How Long Can Live Rock Be Out of Water? And What Will Happen Then?

Sometimes, upgrading a reef tank may require setting the live rock aside for a few hours, days, weeks, or even months. The problem with setting your live rock aside is the possibility of die-offs.

This is why many responsible pet owners often wonder, “How can live rocks be out of water?”

This article answers the question from a practical point of view and the experience of many pet owners.

How Long Can Live Rock Be Out of Water?

This is a question that many newbie aquarists often ask, especially when they want to change the aquascape of their reef tanks.

Frankly, live rock can be out of water for a relatively long time. Many experienced aquarists report that they have had success keeping their live rocks out of water for as long as 24 hours.

Many also report having their live rocks out of water for longer than that, with some success. The problem with having live rocks out of water for a long time is the number of die-offs you will have to deal with.

What Will happen?

Some bacteria on the live rocks can only be exposed to the air for about 48 hours, after which they will die off. Also, many other critters in the live rock will begin to die off after some time.

The die-offs will be the natural consequence of exposing your live rock to the air for too long.

The danger with this is that when you reintroduce the live rock to your tank, you risk exposing your tank’s biodiversity to a waste spike in the tank. A sudden spike in the waste level of the aquarium is dangerous for the critters in your tank.

This will lead to a spike in nitrate levels because an increase in the waste level will mean more food for the bacteria responsible for converting ammonia to nitrite.

You also risk introducing toxic compounds and other pollutants that can compromise your entire biodiversity’s health.

There are two ways to avoid this problem: sustain the live rock in a make-shift arrangement or cure it and keep it until you need it.

How Can I Keep Live Rocks Alive?

Are you thinking hard about how to keep your live rock out of water for a relatively long time without having as many die-offs as possible? Below are some of the few tricks that some experienced aquarists have used to keep their live rocks out of water.

The most important thing to remember when keeping your live rocks out of water is to find a way to keep the rock “alive.” This is the trick that many aquarium and pet stores use when they ship the rock to you. The trick is to keep the rock damp. Prevent the rock from drying out as much as possible.

However, this solution is only advised for a short while, perhaps anywhere between 6-8 hours. You may have some success keeping the rock “alive” for longer by only keeping it damp, but it is not recommended as the number of die-offs will increase as time goes on.

If you plan to carry out some renovations in your tank, perhaps with regard to the aquascaping or something that will necessitate keeping the live rock out of the tank for a longer period, it would be best to store it in a container.

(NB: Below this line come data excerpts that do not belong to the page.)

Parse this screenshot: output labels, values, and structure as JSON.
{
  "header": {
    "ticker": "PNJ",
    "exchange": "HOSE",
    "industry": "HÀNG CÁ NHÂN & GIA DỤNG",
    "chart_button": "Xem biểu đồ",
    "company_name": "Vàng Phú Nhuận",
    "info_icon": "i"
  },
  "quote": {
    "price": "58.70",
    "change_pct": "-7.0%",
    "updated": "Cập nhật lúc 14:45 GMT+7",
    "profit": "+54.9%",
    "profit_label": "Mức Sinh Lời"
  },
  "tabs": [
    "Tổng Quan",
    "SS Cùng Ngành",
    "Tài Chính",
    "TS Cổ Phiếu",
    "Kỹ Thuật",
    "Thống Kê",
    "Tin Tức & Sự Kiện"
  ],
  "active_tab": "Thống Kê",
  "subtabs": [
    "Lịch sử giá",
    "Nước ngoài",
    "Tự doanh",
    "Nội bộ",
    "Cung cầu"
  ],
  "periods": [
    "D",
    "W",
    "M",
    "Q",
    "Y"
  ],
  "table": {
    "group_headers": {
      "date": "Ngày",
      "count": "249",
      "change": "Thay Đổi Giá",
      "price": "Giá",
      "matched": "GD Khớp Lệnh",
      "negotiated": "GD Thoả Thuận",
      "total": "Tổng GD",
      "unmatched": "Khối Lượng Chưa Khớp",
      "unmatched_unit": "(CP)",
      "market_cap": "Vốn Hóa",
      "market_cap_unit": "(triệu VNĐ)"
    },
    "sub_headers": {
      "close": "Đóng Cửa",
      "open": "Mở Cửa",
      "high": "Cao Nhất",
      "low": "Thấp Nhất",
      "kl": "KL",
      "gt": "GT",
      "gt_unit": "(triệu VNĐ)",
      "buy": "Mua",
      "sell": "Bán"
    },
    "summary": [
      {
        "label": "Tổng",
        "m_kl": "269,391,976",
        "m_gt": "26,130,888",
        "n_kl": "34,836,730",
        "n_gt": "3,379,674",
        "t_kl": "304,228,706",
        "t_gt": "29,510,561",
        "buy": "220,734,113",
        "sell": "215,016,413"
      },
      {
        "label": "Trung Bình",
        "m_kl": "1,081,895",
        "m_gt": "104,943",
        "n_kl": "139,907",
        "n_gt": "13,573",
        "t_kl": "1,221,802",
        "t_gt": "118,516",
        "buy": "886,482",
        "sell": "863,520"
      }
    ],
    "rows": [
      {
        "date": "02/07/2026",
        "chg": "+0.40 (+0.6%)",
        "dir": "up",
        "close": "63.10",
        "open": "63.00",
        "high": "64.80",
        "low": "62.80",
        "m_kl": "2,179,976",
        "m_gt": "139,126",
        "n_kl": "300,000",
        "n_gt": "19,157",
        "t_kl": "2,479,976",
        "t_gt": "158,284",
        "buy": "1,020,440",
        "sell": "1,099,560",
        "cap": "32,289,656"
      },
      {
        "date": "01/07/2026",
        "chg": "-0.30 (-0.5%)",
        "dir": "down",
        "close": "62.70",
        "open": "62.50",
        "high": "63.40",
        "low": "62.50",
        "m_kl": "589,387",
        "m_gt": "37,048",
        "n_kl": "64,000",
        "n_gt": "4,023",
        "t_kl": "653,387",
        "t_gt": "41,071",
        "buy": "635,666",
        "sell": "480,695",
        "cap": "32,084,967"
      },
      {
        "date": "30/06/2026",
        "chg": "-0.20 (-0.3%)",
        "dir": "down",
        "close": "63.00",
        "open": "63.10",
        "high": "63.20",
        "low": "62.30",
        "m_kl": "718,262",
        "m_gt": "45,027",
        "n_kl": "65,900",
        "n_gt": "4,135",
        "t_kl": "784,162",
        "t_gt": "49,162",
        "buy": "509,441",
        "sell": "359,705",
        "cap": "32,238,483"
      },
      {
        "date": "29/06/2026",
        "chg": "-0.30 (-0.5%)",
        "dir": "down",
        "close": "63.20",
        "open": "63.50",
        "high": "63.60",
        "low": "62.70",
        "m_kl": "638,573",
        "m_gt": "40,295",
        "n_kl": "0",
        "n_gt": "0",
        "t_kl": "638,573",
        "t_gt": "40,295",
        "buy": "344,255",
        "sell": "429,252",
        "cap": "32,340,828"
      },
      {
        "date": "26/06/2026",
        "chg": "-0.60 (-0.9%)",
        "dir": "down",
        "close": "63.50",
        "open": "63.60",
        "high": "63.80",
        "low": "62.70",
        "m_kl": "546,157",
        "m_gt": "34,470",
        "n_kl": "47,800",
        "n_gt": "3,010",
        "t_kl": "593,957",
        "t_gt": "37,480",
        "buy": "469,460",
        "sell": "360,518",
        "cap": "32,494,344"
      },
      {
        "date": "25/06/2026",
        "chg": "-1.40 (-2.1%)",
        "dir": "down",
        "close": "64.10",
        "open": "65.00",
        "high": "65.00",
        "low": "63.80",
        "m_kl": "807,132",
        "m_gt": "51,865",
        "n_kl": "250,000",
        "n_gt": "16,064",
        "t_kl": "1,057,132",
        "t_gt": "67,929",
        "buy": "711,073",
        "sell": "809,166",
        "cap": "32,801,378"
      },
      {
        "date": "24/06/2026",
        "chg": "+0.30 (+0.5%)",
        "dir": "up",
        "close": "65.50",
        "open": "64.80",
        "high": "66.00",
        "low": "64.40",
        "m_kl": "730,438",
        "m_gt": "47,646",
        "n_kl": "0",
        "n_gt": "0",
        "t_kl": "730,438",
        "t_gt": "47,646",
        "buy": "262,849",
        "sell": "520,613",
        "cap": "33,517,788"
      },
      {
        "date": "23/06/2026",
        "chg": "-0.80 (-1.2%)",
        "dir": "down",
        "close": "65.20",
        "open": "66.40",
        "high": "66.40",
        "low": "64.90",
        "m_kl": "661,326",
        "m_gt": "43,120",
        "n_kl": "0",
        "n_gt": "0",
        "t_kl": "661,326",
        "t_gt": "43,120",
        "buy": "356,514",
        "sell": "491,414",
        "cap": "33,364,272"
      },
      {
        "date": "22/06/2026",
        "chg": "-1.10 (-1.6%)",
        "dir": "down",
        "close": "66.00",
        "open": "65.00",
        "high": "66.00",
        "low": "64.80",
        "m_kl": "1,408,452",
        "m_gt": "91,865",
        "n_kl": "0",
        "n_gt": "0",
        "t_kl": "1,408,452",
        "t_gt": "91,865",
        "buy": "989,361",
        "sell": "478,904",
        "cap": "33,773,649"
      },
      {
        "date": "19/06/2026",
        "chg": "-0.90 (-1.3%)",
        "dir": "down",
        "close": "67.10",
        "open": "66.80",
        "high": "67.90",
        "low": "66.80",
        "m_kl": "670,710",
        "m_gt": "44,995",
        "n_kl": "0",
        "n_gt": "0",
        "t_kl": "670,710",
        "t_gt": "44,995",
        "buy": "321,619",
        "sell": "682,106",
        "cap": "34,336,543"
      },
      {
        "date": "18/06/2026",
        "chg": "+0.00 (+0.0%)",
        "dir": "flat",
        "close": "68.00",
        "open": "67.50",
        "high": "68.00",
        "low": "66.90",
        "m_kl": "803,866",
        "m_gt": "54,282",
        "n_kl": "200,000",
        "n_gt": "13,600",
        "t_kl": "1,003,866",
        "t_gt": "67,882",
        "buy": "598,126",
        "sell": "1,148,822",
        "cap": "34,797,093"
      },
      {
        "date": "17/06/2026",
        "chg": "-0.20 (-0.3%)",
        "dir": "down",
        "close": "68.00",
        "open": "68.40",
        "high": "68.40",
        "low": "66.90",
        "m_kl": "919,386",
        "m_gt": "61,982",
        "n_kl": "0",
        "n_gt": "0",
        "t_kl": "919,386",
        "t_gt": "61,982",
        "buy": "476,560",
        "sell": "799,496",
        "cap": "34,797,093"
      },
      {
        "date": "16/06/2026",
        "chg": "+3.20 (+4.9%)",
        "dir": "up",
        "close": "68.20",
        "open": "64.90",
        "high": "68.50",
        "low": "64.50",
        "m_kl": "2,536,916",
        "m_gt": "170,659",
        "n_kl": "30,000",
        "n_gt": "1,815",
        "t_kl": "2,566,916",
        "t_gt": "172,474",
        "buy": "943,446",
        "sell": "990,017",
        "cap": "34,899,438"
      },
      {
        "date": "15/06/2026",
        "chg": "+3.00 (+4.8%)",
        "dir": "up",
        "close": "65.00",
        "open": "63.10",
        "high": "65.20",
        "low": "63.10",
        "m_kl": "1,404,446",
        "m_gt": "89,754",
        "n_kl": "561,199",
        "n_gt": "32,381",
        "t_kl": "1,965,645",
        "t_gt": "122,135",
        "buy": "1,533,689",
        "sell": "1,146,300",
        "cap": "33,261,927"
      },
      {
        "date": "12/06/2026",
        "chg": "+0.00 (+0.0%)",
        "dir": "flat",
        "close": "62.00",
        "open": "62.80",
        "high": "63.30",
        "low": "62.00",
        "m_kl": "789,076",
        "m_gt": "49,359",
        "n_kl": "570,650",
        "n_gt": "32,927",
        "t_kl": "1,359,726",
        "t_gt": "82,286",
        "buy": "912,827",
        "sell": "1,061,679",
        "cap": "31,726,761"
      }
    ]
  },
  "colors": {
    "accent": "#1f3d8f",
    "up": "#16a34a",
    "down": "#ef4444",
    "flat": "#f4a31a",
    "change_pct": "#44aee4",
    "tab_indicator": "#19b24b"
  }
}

However, there is more to it than just leaving them in a container or tub full of water. First, you want to save some of that water for the tank to soak the live rock in it. Then you want to ensure a few things to keep the live rock alive and prevent any die-offs.

Second, ensure that there is movement in the tub or container you use. Apart from keeping the rock in a tub full of water from the tank, you want to ensure that the tub has some flow. You can ensure that there is movement in the tub by plugging in some external water pumps, as this is a make-shift arrangement to keep the live rock “alive.”

Alternatively, you can use some powerheads if your container or tub is large enough. The goal is to ensure that the water is not stagnant, as this can lead to low oxygen levels for the micro-lives in the live rock and algae bloom in the tank.

The third thing you want to do is fix a filtration system. The filtration system with the powerheads or external water pumps will ensure that there is a steady supply of oxygen to the microbes and other critters in the rock. You do not need to break the bank for this; a small filtration system will be fine.

Finally, if you want to keep the live rock alive, there are two things you want to keep in mind; temperature and salinity. You want to ensure that the temperature of the water in the container is not lower than 70°F but also not higher than 90°F at the same time.

You can achieve this by using a water heater. You also want to ensure that the salinity level of the water in the tank is between 1.018-1.030. As much as you can, avoid any sudden or drastic changes. This will shock the micro-lives in the live rock, put them under stress, and possibly lead to die-offs.

You must regularly test the water to ensure that everything is still within the parameters set out above. Also, keep the tub or container dimly lit to prevent an algae bloom.

Bottom Line

There are reports of live rocks recuperating even after being exposed to the air for more than 48 hours.

This is a testament to the wonders of life and nature. However, remember that the more time your live rock spends out of the water, the drier it gets and the more die-offs you will have.

You can prevent the introduction of any toxic compounds or pollutants from live rocks that have stayed out of water for too long by curing them before reintroducing them back into your aquarium.